7) Im Januar 1939 äußerte sich Tschiang Kai-schek auf dem 6. Plenum des V. Zentralexekutivkomitees der Kuomintang offen, daß seiner Auffassung nach in der Losung "Widerstandskrieg bis zu Ende führen" unter dem Wort "Ende" die "Wiederherstellung der Lage, wie sie vor den Ereignissen bei Lugoutjiao bestand", gemeint sei. Um dieser Kapitulationspolitik Tschiang Kai-scheks entgegenzutreten, definierte Genosse Mao Tse-tung mit besonderem Nachdruck die Losung "Widerstandskrieg bis zu Ende führen" wie folgt: "Bis zum Yalu-Fluß vorwärts kämpfen und alle verlorenen Territorien zurückgewinnen."
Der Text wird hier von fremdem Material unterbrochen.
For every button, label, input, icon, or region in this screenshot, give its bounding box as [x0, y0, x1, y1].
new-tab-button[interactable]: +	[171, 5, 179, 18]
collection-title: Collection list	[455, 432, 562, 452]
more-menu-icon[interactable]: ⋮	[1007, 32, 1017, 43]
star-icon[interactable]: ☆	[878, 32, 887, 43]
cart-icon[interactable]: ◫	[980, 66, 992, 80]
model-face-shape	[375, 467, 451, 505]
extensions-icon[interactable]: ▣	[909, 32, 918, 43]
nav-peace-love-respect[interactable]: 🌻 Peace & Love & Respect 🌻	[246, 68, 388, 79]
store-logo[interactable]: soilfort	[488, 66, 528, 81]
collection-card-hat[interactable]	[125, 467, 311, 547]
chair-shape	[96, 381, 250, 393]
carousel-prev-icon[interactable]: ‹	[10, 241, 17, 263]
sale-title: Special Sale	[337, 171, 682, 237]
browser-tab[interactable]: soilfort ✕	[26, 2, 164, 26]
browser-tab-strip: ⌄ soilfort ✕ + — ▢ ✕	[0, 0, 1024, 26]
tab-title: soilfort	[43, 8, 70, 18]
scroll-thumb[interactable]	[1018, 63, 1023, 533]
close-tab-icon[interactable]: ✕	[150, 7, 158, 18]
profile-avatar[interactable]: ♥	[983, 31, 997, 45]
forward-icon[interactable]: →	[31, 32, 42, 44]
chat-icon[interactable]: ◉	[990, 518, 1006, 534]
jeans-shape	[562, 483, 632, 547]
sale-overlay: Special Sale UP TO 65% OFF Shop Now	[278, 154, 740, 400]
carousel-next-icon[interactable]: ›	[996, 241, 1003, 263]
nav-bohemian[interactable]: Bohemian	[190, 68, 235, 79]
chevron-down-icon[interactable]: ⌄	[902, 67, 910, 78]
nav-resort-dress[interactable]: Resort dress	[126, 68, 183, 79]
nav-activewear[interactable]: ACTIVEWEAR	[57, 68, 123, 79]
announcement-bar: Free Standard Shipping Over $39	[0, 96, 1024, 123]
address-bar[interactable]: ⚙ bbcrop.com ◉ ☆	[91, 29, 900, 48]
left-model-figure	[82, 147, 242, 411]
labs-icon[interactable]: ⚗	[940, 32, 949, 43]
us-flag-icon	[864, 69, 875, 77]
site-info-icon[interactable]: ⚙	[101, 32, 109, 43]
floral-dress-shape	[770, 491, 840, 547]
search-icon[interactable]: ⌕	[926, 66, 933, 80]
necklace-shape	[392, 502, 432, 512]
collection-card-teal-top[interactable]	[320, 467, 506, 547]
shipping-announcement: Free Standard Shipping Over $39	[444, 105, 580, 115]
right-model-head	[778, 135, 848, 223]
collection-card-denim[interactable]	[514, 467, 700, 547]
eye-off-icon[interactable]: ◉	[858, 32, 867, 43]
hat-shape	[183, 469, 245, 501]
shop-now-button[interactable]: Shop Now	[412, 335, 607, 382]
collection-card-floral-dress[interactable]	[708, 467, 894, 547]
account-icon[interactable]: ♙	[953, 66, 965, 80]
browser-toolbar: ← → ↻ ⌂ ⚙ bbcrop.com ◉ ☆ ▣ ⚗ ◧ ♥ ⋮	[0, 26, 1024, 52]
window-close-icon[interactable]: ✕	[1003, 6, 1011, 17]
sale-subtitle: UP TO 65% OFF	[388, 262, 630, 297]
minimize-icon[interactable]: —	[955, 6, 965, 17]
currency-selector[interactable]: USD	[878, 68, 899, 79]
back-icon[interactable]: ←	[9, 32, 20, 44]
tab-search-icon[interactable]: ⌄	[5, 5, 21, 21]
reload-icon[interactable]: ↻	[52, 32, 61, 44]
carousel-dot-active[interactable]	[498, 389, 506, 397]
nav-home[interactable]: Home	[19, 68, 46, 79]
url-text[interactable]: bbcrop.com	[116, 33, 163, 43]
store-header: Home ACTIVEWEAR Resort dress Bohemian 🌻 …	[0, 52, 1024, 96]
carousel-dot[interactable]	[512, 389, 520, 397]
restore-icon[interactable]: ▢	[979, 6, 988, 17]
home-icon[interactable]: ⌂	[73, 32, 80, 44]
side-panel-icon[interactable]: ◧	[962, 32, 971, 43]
8) Unter "Reibungen - ein Wort, das damals stark in Umlauf war- verstand man die verschiedenen reaktionären Umtriebe der fortschrittsfeindlichen Kuomintang-Leute, die auf die Sprengung der antijapanischen nationalen Einheitsfront abgezielt und gegen die Kommunistische Partei sowie alle anderen fortschrittlichen Kräfte gerichtet waren.
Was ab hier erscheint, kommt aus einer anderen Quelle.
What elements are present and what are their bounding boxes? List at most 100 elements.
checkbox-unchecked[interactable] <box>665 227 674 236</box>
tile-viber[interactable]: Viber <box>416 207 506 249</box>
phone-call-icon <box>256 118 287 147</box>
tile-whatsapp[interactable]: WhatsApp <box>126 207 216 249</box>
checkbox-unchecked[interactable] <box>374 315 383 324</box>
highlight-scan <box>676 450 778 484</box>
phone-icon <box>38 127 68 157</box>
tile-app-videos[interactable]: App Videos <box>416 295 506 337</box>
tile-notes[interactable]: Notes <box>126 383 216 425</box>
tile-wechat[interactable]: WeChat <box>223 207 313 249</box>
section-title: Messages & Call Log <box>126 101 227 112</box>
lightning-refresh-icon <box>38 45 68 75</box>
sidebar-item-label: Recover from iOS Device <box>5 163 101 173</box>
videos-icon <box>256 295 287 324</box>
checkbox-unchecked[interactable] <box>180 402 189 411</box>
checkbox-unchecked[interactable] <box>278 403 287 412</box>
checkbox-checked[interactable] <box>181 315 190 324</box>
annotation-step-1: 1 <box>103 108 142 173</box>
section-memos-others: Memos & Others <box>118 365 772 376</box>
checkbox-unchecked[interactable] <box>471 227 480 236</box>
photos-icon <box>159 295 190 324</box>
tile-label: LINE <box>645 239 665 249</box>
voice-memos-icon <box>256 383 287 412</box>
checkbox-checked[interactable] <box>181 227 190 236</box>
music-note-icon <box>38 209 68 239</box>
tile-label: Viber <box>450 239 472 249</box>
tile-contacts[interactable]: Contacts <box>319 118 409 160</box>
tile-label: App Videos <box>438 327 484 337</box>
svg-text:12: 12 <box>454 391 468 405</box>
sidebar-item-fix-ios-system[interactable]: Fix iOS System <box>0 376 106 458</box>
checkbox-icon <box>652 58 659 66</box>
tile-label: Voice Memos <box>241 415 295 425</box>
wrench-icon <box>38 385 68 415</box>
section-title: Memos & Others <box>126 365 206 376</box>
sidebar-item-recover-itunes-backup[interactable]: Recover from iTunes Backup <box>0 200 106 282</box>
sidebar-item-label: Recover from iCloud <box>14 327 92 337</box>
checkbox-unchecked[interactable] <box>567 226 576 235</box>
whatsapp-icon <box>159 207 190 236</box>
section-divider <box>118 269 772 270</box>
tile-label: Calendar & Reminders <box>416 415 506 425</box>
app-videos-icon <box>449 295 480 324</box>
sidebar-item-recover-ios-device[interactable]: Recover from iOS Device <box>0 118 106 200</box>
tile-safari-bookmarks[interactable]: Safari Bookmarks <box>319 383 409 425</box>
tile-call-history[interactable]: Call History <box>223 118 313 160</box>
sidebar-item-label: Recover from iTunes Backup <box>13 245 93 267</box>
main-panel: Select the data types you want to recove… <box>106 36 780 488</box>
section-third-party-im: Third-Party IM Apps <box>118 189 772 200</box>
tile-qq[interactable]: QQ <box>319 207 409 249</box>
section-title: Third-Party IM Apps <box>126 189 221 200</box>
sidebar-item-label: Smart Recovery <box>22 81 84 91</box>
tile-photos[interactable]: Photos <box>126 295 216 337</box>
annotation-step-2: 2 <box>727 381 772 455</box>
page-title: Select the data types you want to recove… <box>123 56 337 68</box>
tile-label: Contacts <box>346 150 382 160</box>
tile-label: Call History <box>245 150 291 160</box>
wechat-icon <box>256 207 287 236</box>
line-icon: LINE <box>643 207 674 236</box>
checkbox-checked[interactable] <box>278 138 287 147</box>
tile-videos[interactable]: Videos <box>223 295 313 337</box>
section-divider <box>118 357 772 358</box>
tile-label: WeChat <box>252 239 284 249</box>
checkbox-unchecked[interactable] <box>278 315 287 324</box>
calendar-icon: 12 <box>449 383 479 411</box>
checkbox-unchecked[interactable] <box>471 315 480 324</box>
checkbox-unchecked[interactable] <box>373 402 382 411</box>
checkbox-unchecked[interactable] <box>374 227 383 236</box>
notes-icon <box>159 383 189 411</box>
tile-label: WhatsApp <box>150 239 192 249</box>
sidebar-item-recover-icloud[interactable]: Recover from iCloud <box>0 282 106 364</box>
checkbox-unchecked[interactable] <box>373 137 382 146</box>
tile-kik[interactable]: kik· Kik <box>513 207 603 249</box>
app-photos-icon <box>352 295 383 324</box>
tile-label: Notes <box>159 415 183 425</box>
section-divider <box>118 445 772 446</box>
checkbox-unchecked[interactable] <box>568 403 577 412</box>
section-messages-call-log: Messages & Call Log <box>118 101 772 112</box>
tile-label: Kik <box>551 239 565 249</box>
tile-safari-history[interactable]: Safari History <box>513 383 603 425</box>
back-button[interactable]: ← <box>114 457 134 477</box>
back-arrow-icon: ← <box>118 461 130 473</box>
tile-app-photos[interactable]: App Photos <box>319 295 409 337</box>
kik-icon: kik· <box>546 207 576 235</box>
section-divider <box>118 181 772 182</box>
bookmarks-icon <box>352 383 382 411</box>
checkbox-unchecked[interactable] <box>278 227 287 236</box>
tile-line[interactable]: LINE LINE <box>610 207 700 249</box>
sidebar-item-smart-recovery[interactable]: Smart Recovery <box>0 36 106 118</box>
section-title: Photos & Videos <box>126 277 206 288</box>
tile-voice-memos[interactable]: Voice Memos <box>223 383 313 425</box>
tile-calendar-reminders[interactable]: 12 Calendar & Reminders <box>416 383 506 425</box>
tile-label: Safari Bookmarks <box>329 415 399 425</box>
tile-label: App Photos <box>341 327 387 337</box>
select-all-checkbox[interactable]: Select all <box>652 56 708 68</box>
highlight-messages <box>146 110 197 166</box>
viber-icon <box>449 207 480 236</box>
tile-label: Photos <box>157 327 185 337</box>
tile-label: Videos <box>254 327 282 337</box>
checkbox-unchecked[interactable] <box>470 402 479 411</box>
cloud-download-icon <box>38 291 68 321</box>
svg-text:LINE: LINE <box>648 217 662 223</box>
9) Am 13. Dezember 1937 hatte die japanische Armee Nanking besetzt. Am 16. Januar 1938 veröffentlichte die japanische Regierung eine Deklaration, worin sie erklärte, sie werde "in Zukunft die Nationalregierung Chinas nicht als Verhandlungspartner anerkennen und erwarte die Bildung einer neuen Regierung". lm Oktober desselben Jahres besetzte die japanische Armee Kanton und Wuhan. Die japanische Regierung nutzte die wankelmütige Haltung Tschiang Kai-scheks in der Frage des Widerstandskriegs aus und schlug einen neuen Kurs ein, der darauf berechnet war. Tschiang Kai-schek zur Kapitulation zu bewegen. Zu diesem Zweck veröffentlichte sie am ;. November eine neue Deklaration, in der es hieß: "Was die Nationalregierung anbelangt, so wird das Kaiserreich es nicht ablehnen, mit ihr zu verhandeln, wenn sie auf ihre bisherige falsche Politik verzichtet und unter Mitwirkung anderer Persönlichkeiten die Erneuerung des Landes und die Aufrechterhaltung der Ordnung in Angriff nimmt."